In pharmacokinetics, the elimination rate of a drug following a capacity-limited model is primarily controlled by two parameters: V_max and K_M. These parameters are crucial in how the drug behaves inside the body after administration.

Following the administration of a single intravenous (IV) bolus injection, we can determine the concentration of the drug in the plasma at any given time. This calculation is achieved using a specific equation that integrates the values of V_max and K_M.

We can also calculate the total amount of drug present in the body post-injection. This calculation utilizes D₀, which represents the initial drug amount in the body at time zero (t = 0).

One of the critical aspects of drug administration is understanding how long it takes for the drug dose to decline to a certain amount within the body. For instance, consider a drug administered as a single 400-mg dose with a K_M value of 38 mg/L. If the V_max varies from 200 to 100 mg/h, it will take around 2.46 hours for the drug concentration to decline to 20 mg at a V_max of 200 mg/h. In contrast, at a V_max of 100 mg/h, it would take approximately 4.93 hours — almost twice as long — to reach the same concentration.

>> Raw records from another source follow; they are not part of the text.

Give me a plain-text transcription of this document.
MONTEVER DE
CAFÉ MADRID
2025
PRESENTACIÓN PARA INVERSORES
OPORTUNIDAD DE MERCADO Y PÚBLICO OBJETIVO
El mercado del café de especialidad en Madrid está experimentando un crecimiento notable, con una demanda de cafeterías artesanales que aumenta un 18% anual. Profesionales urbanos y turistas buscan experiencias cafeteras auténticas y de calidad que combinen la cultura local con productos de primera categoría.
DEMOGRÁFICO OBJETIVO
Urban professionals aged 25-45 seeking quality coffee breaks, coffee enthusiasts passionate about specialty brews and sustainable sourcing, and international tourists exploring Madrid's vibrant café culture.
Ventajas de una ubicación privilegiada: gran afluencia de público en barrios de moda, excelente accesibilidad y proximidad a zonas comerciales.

Interestingly, an inverse relationship exists between the time the dose takes to decline and the V_max. For example, when V_max is held constant at 200 mg/h, the time required for the drug to decline to 20 mg is 2.46 hours when K_M is 38 mg/L. However, if K_M is increased to 76 mg/L, this time increases to 3.03 hours, indicating that an increase in K_M will subsequently increase the time taken for the drug to be eliminated from the body.